His death has been marked as an end of an era as he was the last surviving Rivonia trialist.
Mlangeni's son, Sello Mlangeni, said his father's death came as shock even though he had been ill.
He said he would remember his father for his love of golf, but he said recently his father was concerned about the rising cases of gender-based violence.
"He was asking why are South African men doing this? He was concerned about gender-based violence," Mlangeni junior said in an interview with eNCA.
The ANC described Mlangeni's death as a "giant tree" falling.
The organisation, which Mlangeni had been a member of since the early 1950s, said it will remember him for his contribution to the struggle. It said in a statement on Wednesday that the best way to honour him was to continue to serve society.
"This stalwart and veteran of our liberation struggle made a huge contribution in the struggle for liberation, reconstruction and development of our nation and the renewal and rebuilding of our movement. He served as our conscience and fountain of wisdom as we continued to navigate the many challenges that confronted our movement and nation.
"The best tribute we can pay to this stalwart of our movement is to continue to work tirelessly in pursuit of the kind of society for which he sacrificed most of his life.
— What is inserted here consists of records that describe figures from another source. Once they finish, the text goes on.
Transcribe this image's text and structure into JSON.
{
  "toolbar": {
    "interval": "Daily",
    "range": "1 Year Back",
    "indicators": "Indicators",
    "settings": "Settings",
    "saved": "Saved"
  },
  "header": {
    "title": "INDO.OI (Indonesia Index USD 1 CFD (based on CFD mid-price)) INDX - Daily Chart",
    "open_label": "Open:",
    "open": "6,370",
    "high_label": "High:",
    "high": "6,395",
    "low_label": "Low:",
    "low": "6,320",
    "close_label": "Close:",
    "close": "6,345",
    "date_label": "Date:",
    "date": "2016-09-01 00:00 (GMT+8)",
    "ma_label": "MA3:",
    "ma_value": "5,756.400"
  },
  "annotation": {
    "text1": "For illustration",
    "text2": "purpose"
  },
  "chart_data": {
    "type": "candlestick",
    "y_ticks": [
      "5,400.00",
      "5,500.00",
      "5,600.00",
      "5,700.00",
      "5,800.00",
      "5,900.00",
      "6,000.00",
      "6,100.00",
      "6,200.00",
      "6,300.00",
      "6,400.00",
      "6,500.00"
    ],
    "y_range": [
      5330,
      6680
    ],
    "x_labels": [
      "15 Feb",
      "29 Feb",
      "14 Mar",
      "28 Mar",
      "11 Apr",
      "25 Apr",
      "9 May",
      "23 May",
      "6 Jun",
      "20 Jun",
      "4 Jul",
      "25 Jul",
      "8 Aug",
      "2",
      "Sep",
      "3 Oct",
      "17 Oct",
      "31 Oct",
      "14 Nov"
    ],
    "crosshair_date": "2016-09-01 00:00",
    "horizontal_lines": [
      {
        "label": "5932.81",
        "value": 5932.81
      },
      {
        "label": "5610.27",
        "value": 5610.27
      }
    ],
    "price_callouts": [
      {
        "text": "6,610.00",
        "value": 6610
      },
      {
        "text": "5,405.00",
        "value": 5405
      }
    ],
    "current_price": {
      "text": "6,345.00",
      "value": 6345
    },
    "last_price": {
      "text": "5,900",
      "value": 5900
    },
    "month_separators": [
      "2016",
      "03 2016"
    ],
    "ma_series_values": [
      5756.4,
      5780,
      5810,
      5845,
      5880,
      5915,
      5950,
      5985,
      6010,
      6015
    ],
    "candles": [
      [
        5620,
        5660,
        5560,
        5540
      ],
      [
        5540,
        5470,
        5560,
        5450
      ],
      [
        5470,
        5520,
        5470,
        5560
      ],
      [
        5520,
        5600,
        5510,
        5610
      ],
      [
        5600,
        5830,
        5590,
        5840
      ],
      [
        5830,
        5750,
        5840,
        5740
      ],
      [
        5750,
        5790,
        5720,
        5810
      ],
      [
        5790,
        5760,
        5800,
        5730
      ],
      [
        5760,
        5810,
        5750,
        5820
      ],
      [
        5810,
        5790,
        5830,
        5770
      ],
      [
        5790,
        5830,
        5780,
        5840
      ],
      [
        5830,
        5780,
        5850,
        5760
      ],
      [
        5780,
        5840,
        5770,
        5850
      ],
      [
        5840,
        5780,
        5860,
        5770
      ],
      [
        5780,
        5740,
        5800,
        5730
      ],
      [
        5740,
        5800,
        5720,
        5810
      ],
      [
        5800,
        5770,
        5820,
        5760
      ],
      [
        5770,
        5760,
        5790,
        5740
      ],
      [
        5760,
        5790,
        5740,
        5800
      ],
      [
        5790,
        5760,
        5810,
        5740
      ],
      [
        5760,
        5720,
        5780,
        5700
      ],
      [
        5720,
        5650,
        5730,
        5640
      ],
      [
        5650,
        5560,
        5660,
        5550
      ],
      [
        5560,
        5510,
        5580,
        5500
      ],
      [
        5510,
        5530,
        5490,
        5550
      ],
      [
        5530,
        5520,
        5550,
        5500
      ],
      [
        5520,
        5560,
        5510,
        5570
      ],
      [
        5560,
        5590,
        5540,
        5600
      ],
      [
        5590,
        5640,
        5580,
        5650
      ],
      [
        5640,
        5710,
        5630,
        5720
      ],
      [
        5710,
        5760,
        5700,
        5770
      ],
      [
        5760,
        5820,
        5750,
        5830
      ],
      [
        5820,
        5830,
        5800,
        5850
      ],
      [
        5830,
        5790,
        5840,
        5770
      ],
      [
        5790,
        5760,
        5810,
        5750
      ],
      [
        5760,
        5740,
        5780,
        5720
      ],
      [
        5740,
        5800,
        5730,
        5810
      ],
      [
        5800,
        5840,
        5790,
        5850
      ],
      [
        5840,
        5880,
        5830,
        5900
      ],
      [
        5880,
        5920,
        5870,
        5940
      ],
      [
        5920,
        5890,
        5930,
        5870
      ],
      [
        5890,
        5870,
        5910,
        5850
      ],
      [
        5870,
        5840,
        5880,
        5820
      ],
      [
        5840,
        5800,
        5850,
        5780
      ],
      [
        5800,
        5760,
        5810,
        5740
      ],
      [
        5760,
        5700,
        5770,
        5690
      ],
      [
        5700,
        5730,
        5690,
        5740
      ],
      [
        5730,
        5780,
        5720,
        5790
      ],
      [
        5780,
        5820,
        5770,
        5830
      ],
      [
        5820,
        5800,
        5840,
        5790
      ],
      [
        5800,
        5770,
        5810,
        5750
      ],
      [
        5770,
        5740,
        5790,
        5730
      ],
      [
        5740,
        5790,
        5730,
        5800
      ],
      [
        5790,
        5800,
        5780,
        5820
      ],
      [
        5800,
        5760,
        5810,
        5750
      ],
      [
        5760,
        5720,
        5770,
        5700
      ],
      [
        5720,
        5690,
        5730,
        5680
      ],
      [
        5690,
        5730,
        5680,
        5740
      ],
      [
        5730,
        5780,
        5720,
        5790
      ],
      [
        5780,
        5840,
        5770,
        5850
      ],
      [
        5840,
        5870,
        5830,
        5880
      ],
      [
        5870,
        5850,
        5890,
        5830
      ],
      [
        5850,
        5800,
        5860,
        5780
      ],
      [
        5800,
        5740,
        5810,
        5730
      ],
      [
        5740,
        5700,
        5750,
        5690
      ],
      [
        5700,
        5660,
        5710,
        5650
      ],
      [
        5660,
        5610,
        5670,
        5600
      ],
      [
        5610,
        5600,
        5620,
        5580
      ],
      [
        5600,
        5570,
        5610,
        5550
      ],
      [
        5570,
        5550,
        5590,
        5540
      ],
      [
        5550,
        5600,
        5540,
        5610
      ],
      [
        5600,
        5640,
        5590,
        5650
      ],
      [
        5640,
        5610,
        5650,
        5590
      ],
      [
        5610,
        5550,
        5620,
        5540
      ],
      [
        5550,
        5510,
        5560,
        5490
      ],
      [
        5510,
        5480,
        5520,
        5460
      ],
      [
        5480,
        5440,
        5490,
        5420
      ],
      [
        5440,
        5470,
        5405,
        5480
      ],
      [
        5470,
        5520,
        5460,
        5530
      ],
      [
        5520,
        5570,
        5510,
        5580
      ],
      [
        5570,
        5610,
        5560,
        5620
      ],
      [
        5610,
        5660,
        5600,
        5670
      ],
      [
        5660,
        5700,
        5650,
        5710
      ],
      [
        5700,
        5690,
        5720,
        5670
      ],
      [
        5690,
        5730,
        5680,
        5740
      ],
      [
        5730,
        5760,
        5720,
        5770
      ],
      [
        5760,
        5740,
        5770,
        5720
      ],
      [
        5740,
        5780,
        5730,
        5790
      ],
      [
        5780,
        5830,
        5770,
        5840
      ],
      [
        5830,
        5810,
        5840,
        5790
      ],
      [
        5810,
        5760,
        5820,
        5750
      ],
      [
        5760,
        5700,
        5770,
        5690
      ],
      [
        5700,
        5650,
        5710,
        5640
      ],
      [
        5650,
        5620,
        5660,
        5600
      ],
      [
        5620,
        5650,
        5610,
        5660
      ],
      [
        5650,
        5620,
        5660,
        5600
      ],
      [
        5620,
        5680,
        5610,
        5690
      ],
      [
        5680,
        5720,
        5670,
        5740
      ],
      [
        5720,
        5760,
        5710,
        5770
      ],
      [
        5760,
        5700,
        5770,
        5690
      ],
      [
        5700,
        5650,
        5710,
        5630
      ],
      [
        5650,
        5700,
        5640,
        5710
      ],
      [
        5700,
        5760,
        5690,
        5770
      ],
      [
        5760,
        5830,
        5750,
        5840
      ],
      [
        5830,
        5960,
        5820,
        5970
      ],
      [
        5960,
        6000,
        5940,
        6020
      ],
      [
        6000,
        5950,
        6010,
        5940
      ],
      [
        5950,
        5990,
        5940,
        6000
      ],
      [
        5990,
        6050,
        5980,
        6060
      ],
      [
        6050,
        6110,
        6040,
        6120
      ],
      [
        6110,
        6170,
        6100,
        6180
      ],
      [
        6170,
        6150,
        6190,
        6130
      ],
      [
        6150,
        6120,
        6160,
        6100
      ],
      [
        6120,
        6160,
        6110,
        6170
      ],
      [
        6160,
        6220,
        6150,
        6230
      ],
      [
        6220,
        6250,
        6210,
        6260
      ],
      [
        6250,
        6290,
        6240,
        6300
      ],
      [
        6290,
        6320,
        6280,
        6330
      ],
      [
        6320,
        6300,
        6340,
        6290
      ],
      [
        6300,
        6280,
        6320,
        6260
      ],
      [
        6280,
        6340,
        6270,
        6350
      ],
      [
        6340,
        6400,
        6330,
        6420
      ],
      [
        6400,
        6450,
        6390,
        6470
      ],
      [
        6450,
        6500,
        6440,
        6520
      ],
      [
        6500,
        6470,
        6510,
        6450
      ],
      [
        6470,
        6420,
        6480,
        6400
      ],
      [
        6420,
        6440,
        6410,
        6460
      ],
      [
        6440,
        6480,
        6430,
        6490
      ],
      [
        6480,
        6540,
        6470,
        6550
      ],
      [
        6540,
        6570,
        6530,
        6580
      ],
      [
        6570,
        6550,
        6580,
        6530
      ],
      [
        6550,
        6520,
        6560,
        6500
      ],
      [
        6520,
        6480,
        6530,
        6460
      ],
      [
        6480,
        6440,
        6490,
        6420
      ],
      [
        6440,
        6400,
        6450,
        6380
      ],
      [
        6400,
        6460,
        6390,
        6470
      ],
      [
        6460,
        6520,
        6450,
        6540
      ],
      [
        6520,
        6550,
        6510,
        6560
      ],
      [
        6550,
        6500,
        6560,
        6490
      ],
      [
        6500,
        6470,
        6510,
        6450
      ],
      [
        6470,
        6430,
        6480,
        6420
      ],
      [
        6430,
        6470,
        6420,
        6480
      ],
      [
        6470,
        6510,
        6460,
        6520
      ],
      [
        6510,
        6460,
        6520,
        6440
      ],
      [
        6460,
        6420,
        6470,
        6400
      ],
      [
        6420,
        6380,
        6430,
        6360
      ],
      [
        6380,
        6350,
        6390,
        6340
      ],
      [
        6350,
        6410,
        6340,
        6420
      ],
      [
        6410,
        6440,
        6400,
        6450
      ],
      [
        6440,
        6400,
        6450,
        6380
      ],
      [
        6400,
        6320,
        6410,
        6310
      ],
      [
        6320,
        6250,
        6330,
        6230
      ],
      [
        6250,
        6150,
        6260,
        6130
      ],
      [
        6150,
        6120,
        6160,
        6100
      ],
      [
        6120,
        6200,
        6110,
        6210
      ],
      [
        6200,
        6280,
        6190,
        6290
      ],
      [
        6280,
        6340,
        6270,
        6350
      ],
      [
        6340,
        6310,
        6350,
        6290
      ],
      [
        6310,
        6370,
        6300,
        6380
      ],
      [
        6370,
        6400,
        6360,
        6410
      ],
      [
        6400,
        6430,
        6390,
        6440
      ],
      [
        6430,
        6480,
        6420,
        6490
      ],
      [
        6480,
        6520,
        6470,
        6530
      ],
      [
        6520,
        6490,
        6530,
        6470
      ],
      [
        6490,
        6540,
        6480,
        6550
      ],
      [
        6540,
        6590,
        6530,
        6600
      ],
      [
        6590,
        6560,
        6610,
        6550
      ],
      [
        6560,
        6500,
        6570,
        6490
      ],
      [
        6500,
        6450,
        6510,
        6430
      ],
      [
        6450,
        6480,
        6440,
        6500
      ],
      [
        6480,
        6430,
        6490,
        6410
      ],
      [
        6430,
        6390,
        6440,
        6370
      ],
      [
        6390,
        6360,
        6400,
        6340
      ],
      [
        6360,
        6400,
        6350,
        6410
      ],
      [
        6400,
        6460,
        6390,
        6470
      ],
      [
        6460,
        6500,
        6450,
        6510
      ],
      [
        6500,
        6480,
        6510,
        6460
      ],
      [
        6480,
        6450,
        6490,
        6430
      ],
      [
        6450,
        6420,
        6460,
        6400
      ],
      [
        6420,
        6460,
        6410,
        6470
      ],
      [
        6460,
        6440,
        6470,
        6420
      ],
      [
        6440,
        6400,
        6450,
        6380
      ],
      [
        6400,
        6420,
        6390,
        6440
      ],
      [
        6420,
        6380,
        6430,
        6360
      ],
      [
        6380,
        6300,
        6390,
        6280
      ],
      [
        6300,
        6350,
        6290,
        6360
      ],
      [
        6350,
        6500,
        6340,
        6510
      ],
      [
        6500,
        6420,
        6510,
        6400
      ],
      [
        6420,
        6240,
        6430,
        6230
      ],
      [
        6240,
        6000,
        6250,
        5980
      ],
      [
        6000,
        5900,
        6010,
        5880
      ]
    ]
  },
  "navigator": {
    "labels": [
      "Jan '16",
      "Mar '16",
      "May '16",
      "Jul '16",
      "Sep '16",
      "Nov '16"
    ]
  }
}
This will be a fitting tribute to this servant of our people who dedicated his entire life to these ideals," the party said.
UDM leader Bantu Holomisa said he had first met Mlangeni in 1989 shortly after his release from Robben Island - where served 27 years of his prison sentence.
Holomisa said Mlangeni was humble but was a straight talker. He said he will be remembered for his strong principals of being against corruption.
"We can not say we will never have a person like him in South Africa. Mr Mlangeni was one of the few who kept reminding us about the need to deliver services and deal with corruption," Holomisa said in an interview with eNCA.
ANC deputy secretary-general Jessie Duarte shared similar sentiments.
"He was a man we went to for advice. He made great contributions to our freedoms. Uncle Andrew was forthright and never afraid to speak his mind even when he was in an ANC meeting. He was straightforward. He was one of the few people I know who did not want to be a minister. He stayed in Parliament for several years," Duarte said.